Environment court deems shipping container public art, Council disappointed

A disused shipping container on a private property in Flagstaff claimed by owners to be ‘public art’ has been upheld by Environment Court. Hamilton City Council, however, tends to disagree, and is disappointed at the decision.

Allowing a shipping container to be displayed on private property because it is deemed public art “is not common sense”, says Grant Kettle, Hamilton City Council’s Planning Guidance Unit Manager.

Shipping container is 'not' art
Owner of property claims this to be a public art (photo courtesy/HCC)

Kettle said this did not mean that anything goes in terms of public art on private property in the city.  

“Anyone considering placing public art on their property should check the rules in the District Plan and have a chat to us to understand their obligations.” 

The Environment Court issued their decision yesterday (13 March) to allow a shipping container to remain on a private section located on Petersburg Drive, Flagstaff, stating it is public art. This follows Council issuing an abatement notice to remove the structure in August last year.

Council received multiple complaints from people in the area who said the structure made the neighbourhood resemble a dump site. In response to complaints, Council visited the site and classified the container a building under the District Plan, requiring a resource consent. When no resource consent was applied for, Council issued a notice to remove it.   

The property owner’s contention was that the the shipping container and its associated artistic components was “intended, conceived and constructed” as a public artwork. Signage at the property refers to the installation as a public artwork relating to the housing crisis.

Grant Kettle said the Court’s decision has highlighted that the definition of public art in Hamilton’s District Plan may need a refresh to make sure it is achieving good outcomes for the city.  

“Common sense tells us that the structure on this site is a shipping container, first and foremost.

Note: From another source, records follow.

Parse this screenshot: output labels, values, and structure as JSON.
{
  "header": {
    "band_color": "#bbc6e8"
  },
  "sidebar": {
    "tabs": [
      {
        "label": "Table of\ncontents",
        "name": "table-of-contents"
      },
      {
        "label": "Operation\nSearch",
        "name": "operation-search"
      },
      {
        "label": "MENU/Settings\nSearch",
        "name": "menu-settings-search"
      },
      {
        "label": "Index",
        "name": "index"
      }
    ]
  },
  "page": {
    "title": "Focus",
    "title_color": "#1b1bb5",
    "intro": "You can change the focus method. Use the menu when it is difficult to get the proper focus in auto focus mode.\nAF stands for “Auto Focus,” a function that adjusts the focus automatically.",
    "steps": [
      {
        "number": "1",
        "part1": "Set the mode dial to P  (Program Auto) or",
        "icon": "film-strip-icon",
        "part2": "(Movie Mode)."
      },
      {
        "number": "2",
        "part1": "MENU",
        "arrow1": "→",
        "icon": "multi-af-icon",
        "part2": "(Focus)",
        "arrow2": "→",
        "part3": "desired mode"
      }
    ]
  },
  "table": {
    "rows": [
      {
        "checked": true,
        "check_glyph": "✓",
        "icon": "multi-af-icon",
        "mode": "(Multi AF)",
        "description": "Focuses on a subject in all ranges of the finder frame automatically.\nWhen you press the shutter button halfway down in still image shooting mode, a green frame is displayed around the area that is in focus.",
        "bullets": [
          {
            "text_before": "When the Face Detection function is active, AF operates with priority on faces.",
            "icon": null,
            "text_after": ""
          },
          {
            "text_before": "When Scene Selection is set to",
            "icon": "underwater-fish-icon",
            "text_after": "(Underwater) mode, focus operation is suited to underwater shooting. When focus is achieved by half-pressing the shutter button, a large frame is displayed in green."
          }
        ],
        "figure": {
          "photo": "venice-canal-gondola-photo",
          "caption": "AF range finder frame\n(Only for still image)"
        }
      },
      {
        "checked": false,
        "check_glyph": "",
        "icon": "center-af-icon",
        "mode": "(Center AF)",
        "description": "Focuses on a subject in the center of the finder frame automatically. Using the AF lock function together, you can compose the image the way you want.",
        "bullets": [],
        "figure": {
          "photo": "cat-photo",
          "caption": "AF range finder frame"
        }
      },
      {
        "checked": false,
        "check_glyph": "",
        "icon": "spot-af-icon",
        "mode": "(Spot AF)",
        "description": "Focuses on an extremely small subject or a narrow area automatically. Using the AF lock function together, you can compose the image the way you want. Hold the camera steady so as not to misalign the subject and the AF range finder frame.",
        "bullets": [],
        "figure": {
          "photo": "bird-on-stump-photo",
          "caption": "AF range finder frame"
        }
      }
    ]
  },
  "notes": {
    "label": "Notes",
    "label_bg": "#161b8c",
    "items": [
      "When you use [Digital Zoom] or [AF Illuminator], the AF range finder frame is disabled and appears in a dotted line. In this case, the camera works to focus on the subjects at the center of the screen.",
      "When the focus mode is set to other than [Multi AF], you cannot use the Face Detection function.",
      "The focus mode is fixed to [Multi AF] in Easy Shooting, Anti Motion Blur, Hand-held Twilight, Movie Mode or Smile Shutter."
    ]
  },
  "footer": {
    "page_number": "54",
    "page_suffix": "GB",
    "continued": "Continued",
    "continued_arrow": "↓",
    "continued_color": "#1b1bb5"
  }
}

The Court’s decision to disregard this fundamental element is disappointing for the community and shows us that our definition is open to interpretations that may lead to outcomes the community does not want.” 

The shipping container appeared shortly after submissions were received from members of the public in opposition to a residential development proposal on the site. The proposal included a duplex dwelling on the site, which is zoned as natural open space and has a proposed Significant Natural Area (SNA) under Plan Change 9. 

Council is currently considering its legal options including any appeal against the decision and proposing changes to the District Plan. Cost to ratepayers will be a component of this decision.